The Labor Department reported Thursday that the number of Americans filing new claims for jobless benefits fell to a 17-month low last week, but gains in the jobs market also helps nudge the Fed towards exiting an unprecedented stimulus effort that has driven stocks to all-time highs. read more
“Progress in the labor market is the missing piece of the puzzle for the Fed to set into motion. So while less people filing for unemployment is for sure a positive, especially in the face of rising Delta fears, there may be some trepidation as investors consider how this fits into the Fed’s plan of action,” said Mike Loewengart, managing director of investment strategy at E*TRADE Financial.

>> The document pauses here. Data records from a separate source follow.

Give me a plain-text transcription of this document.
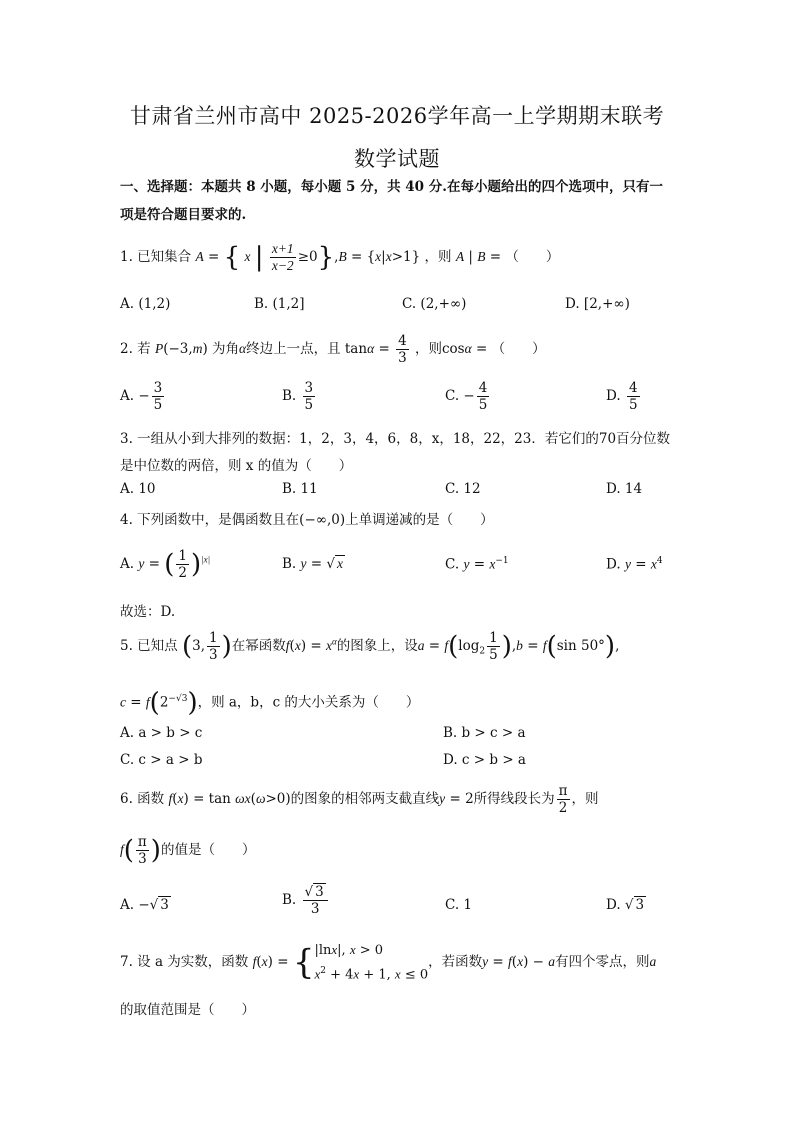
甘肃省兰州市高中 2025-2026学年高一上学期期末联考
数学试题
一、选择题：本题共 8 小题，每小题 5 分，共 40 分.在每小题给出的四个选项中，只有一
项是符合题目要求的.
1. 已知集合 A = { x | $\frac{x+1}{x-2} \ge 0\},B = \{x|x>1\}$ ，则 A | B = （　　）
A. (1,2)	B. (1,2]	C. (2,+∞)	D. [2,+∞)
2. 若 P(−3,m) 为角α终边上一点，且 $\tan\alpha = \frac{4}{3}$ ，则cosα = （　　）
A. − $\frac{3}{5}$	B. $\frac{3}{5}$	C. − $\frac{4}{5}$	D. $\frac{4}{5}$
3. 一组从小到大排列的数据：1，2，3，4，6，8，x，18，22，23．若它们的70百分位数
是中位数的两倍，则 x 的值为（　　）
A. 10	B. 11	C. 12	D. 14
4. 下列函数中，是偶函数且在(−∞,0)上单调递减的是（　　）
A. y = ( $\frac{1}{2} )^{|x|}$	B. y = √ x	C. $y = x^{-1}$	D. $y = x^4$
故选：D.
5. 已知点 (3, $\frac{1}{3}$ )在幂函数$f(x) = x^\alpha$的图象上，设$a = f(\log_2 \frac{1}{5} ),b = f(\sin$ 50°),
$c = f(2^{-√3})$，则 a，b，c 的大小关系为（　　）
A. a > b > c	B. b > c > a
C. c > a > b	D. c > b > a
6. 函数 f(x) = tan ωx(ω>0)的图象的相邻两支截直线y = 2所得线段长为 $\frac{\pi}{2}$ ，则
$f( \frac{\pi}{3}$ )的值是（　　）
A. −√ 3	B. $\frac{√ 3}{3}$	C. 1	D. √ 3
7. 设 a 为实数，函数 f(x) = { |lnx|, x > 0
$x^2 + 4x + 1$, x ≤ 0
，若函数y = f(x) − a有四个零点，则a
的取值范围是（　　）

The focus now shifts to the Fed’s annual research conference in Jackson Hole, Wyoming, next week where central bankers from around the globe gather and Fed chair Jerome Powell is due to give a speech which will be scoured for clues on the central bank’s next steps.
SAFE HAVENS SHINE
Meanwhile the dash to safe haven assets helped U.S. Treasury yields cling to recent lows, with benchmark 10-year yields at 1.24% .
Frayed nerves supported the dollar, which was up 0.1% to $1.16975 per euro after touching its highest since November 2020. The dollar index was up 0.1% after earlier trading at its highest since November 2020.
The CBOE Volatility index (.VIX), also known as Wall Street’s fear gauge, was up 1.76%.
Oil prices fell for a sixth day in their longest losing streak since February 2020, with Brent crude dropping 2.68% to trade at $66.48 a barrel and U.S. crude slipping 2.84% to trade at $63.58.
Spot gold prices last were down 0.24% to $1,783.30 an ounce.